Authorization: Bearer YOUR_API_KEY

Request

url
string
required
The URL to extract from. Must be a valid http:// or https:// URL.
mode
string
Extraction mode. markdown (default) returns clean page content; selectors returns structured JSON keyed by the selectors map.
selectors
object
Map of output field name → CSS/XPath selector. Used when mode is selectors.
render_js
boolean
Render the page in a headless browser before extracting. Default: true.
block_ads
boolean
Block ad networks while loading. Default: true.
block_trackers
boolean
Block tracking scripts while loading. Default: true.
wait_for
string
CSS selector to wait for before extracting (useful for lazy-loaded content).
timeout
integer
Page load timeout in milliseconds.

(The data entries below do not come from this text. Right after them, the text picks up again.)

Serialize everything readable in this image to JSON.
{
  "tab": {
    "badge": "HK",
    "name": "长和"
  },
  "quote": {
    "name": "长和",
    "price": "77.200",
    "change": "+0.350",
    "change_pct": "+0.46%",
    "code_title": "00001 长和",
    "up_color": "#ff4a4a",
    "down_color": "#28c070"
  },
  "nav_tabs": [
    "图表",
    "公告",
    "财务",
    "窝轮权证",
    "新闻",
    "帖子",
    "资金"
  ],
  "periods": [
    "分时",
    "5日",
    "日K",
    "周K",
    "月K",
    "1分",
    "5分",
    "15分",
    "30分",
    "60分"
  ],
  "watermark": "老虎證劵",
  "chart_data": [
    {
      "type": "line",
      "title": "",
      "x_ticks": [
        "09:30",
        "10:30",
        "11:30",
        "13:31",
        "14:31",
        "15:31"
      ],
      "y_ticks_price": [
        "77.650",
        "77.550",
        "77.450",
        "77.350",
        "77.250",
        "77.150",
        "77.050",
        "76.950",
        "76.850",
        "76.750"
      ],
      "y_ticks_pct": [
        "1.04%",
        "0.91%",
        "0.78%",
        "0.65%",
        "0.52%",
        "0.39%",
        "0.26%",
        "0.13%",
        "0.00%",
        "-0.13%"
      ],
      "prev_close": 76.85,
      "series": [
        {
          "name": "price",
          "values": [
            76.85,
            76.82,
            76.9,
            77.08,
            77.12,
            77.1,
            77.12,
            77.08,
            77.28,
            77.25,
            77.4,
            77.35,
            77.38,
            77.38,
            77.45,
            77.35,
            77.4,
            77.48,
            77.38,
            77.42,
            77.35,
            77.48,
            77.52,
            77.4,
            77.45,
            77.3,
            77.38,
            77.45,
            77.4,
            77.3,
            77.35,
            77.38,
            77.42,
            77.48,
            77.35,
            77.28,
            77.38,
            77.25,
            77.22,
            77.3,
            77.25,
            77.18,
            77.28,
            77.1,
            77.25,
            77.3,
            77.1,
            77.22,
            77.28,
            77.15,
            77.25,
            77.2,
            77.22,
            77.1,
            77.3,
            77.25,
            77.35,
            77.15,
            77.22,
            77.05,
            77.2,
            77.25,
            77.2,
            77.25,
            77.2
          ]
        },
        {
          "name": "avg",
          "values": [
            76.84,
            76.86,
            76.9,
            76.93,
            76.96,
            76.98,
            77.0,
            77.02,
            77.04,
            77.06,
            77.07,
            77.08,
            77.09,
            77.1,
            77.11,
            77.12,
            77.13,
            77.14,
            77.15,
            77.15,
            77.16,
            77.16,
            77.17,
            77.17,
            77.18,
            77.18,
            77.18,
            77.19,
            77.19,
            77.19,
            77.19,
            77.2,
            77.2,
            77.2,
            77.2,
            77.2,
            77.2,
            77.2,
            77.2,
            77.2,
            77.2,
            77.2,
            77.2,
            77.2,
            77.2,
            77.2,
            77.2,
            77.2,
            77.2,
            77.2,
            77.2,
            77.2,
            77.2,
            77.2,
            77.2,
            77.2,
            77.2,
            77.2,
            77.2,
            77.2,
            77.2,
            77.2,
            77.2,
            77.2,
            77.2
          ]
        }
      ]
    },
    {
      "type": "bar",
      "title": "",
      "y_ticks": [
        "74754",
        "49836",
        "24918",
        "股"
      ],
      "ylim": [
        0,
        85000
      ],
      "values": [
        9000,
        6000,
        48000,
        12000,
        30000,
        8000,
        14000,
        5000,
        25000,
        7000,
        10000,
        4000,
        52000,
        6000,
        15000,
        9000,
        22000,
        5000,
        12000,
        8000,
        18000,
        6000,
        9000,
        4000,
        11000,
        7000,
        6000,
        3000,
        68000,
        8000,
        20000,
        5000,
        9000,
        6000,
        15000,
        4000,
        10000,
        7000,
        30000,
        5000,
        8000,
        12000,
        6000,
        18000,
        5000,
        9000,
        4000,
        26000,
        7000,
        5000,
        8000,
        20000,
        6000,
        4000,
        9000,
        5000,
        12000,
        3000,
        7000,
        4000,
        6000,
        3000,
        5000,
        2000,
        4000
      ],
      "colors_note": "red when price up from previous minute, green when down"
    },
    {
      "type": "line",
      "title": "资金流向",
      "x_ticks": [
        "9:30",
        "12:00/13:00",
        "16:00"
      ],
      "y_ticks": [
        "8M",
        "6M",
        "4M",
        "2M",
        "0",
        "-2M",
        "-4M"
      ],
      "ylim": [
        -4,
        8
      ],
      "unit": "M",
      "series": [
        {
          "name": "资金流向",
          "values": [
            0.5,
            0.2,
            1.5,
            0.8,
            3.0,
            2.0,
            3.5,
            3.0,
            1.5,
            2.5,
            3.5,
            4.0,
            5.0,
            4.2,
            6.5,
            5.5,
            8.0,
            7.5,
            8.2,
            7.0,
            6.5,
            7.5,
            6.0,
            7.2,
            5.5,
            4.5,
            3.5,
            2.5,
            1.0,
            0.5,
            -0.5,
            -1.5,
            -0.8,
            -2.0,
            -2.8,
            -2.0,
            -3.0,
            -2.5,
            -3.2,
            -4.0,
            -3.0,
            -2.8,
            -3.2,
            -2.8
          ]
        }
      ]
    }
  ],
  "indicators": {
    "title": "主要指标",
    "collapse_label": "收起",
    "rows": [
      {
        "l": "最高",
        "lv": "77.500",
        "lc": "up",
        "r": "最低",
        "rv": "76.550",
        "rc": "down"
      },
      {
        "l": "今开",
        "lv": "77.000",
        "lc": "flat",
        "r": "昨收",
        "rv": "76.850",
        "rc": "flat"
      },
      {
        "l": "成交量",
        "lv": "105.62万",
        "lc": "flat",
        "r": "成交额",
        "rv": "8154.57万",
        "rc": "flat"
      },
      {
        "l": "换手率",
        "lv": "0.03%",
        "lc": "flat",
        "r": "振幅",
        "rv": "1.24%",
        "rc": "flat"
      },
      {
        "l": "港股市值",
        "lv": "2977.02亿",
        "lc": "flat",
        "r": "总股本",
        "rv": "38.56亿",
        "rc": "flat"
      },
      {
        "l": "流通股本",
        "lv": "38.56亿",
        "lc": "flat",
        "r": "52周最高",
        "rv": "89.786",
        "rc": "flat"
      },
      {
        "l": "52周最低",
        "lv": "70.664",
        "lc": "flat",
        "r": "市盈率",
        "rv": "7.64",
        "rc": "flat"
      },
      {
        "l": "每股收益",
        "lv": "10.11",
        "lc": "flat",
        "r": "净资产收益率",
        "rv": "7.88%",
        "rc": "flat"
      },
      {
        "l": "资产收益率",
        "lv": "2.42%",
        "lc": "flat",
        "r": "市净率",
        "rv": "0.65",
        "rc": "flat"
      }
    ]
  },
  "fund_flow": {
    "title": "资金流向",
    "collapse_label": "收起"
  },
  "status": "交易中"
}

Default: 30000. Maximum: 60000.
headers
object
Optional custom request headers to send with the page load.

Example request

curl -X POST "https://encrata.com/api/agent/extract" \
  -H "Authorization: Bearer YOUR_API_KEY" \
  -H "Content-Type: application/json" \
  -d '{
    "url": "https://example.com/product/123",
    "mode": "selectors",
    "selectors": { "title": "h1", "price": ".price" }
  }'

Response

success
boolean
Whether the extraction succeeded.
url
string
The final URL that was extracted (after redirects).
status_code
integer
HTTP status code returned by the target page.
extracted
object
The extracted data — markdown content, or a JSON object keyed by your selectors.
metadata
object
Page metadata such as title, description, and language.
error_code
string
Machine-readable error code when success is false.
error
string
Human-readable error message when success is false.
credits
integer
Credits consumed. 0 on a failed (refunded) extraction.
latency_ms
integer
Total processing time in milliseconds.
{
  "success": true,
  "url": "https://example.com/product/123",
  "status_code": 200,
  "extracted": {
    "title": "Wireless Headphones",
    "price": "$129.00"
  },
  "metadata": {
    "title": "Wireless Headphones — Example",
    "language": "en"
  },
  "credits": 3,
  "latency_ms": 2140
}

Credits

3 credits per request. Failed extractions (blocked, captcha, rate-limited) are automatically refunded.